Gettysburg 150 is an expansion of the ideas contained in Hold the Line. Like Hold the Line, it uses command action points for units to move and attack. The CRT is similar, although artillery is weaker at longer ranges due to the greater scale of the battle. However, the board is not modular and infantry units are stronger. Units are division level, with brigade level cavalry. Advanced features like column movement is covered simply with movement bonuses for not moving adjacent to enemy units. More importantly, the game has optional rules to increase realism, including early reinforcements, army demoralization due to heavy losses, and rules to encourage corps organization. The game has 4 scenarios covering days 1, 2, and 3, as well as the Confederate attack on Little Round Top on July 2. Scenarios are playable in 1 hour for the day battles, 20 to 30 minutes for the Little Round Top scenario. The complete 3-day battle is playable in 2.5 to 3 hours.

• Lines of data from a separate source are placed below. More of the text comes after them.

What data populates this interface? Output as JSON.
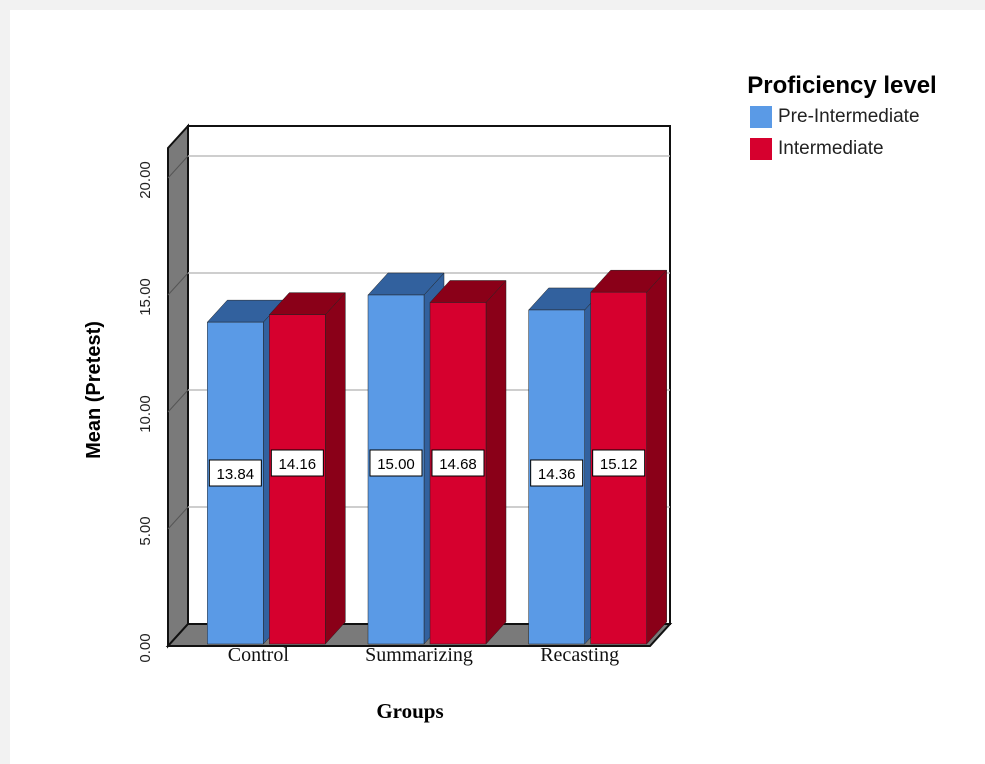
{
  "chart_data": {
    "type": "bar",
    "style": "3d-clustered",
    "categories": [
      "Control",
      "Summarizing",
      "Recasting"
    ],
    "series": [
      {
        "name": "Pre-Intermediate",
        "values": [
          13.84,
          15.0,
          14.36
        ],
        "labels": [
          "13.84",
          "15.00",
          "14.36"
        ],
        "color": "#5a9ae6",
        "dark": "#32619e"
      },
      {
        "name": "Intermediate",
        "values": [
          14.16,
          14.68,
          15.12
        ],
        "labels": [
          "14.16",
          "14.68",
          "15.12"
        ],
        "color": "#d6002e",
        "dark": "#8a0018"
      }
    ],
    "ylabel": "Mean (Pretest)",
    "xlabel": "Groups",
    "ylim": [
      0,
      20
    ],
    "yticks": [
      "0.00",
      "5.00",
      "10.00",
      "15.00",
      "20.00"
    ],
    "ytick_values": [
      0,
      5,
      10,
      15,
      20
    ],
    "grid": true,
    "legend_title": "Proficiency level",
    "legend_placement": "top-right"
  }
}
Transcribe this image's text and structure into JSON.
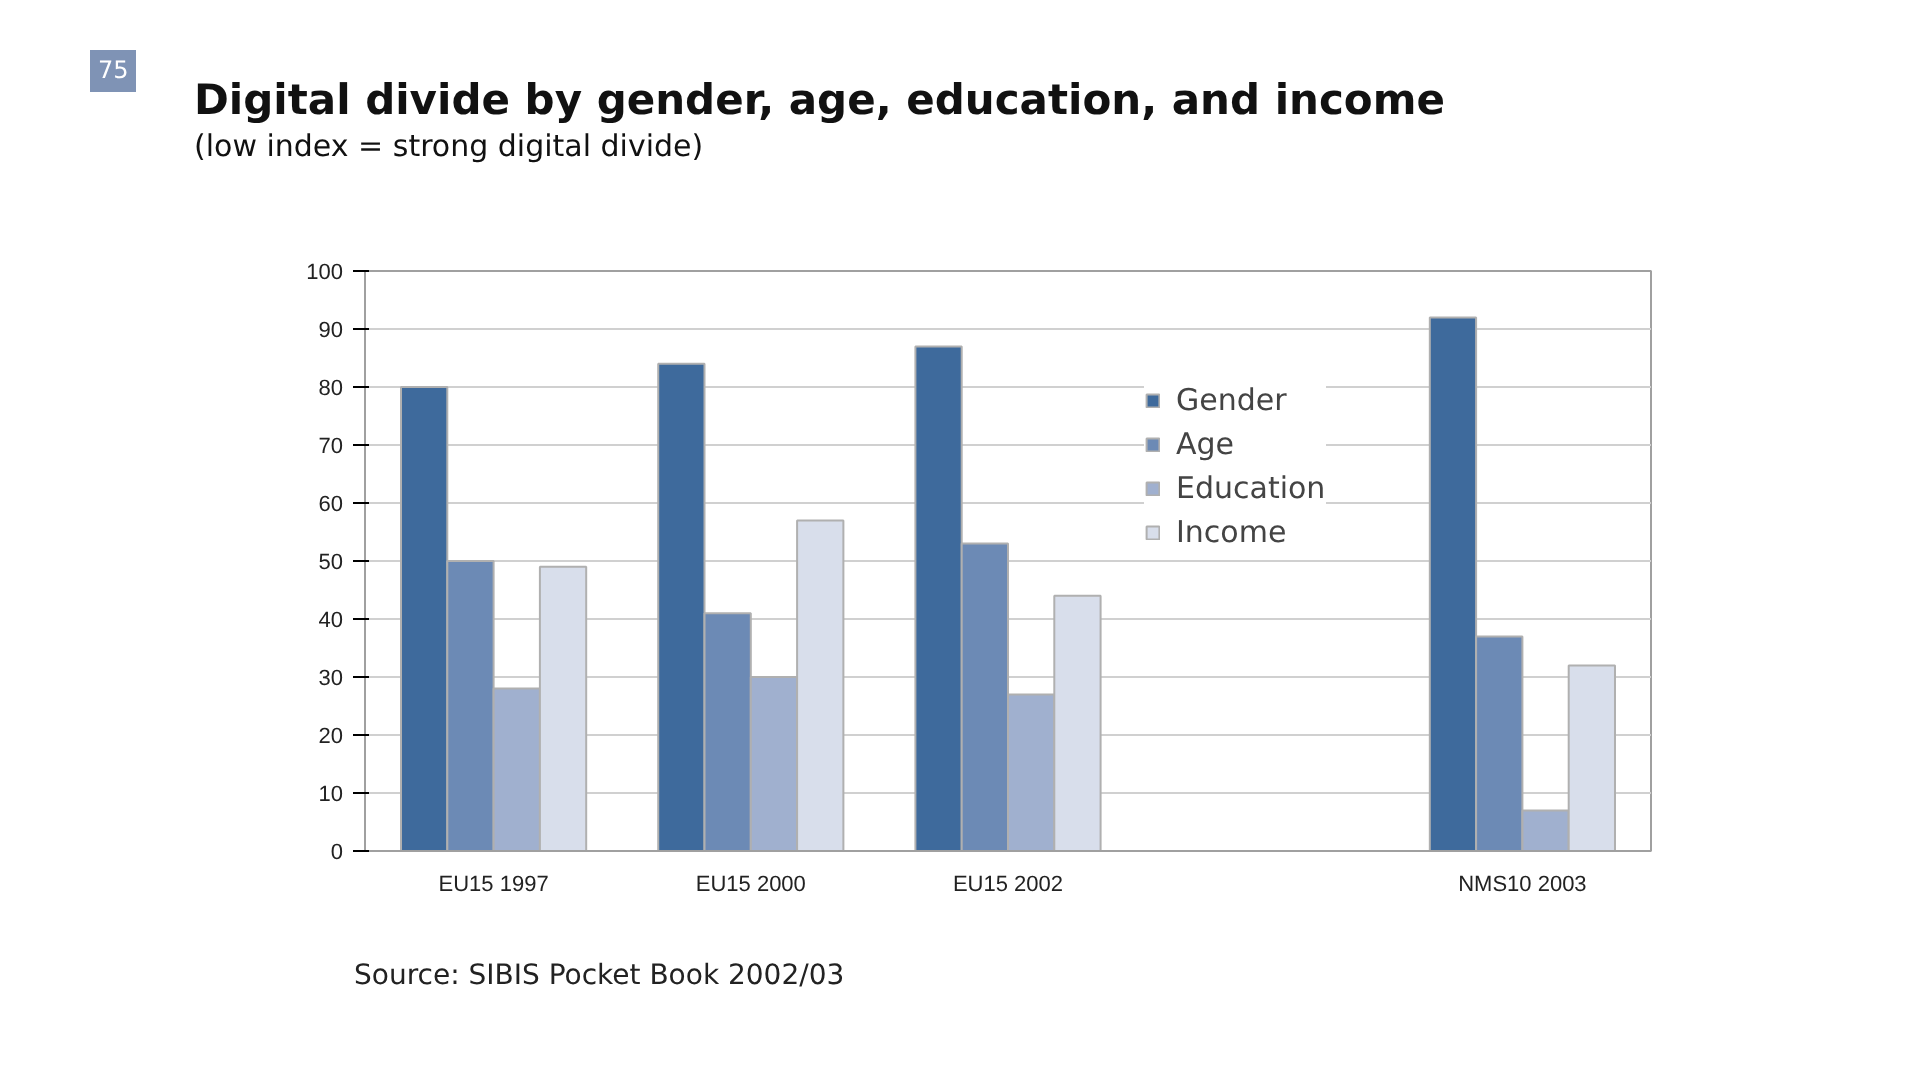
{
  "chart_data": {
    "type": "bar",
    "title": "Digital divide by gender, age, education, and income",
    "subtitle": "(low index = strong digital divide)",
    "categories": [
      "EU15 1997",
      "EU15 2000",
      "EU15 2002",
      null,
      "NMS10 2003"
    ],
    "series": [
      {
        "name": "Gender",
        "color": "#3e6a9c",
        "values": [
          80,
          84,
          87,
          null,
          92
        ]
      },
      {
        "name": "Age",
        "color": "#6c8ab5",
        "values": [
          50,
          41,
          53,
          null,
          37
        ]
      },
      {
        "name": "Education",
        "color": "#a0b0cf",
        "values": [
          28,
          30,
          27,
          null,
          7
        ]
      },
      {
        "name": "Income",
        "color": "#d8deeb",
        "values": [
          49,
          57,
          44,
          null,
          32
        ]
      }
    ],
    "ylim": [
      0,
      100
    ],
    "yticks": [
      0,
      10,
      20,
      30,
      40,
      50,
      60,
      70,
      80,
      90,
      100
    ],
    "grid": "y",
    "legend": "top right",
    "annotations": [
      "75",
      "Source: SIBIS Pocket Book 2002/03"
    ]
  }
}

A division level Gettysburg game in honor of the 150th anniversary of the battle. This simple fast playing game comes with a mounted 27 x22 map, two counter sheets with large 7/8” counters, updated “living” rules, and dice. You can play the entire battle in 2 to 3 hours, with 4 shorter scenarios.
Players will maneuver the counters representing the Union and Confederate armies across a hex cover representation of the battlefield at Gettysburg. Each turn players get a number of action points that will allow them to maneuver, fire combat, and close combat enemy forces. You will always receive some action points, but will never be sure exactly how many recreating the uncertainty of command and control. Victory is obtained by driving the enemy from the field by capturing terrain objectives or eliminating enemy units.
The game uses the popular Hold the Line game system as its base. Optional rules include a Chaos of War table, force march, and more.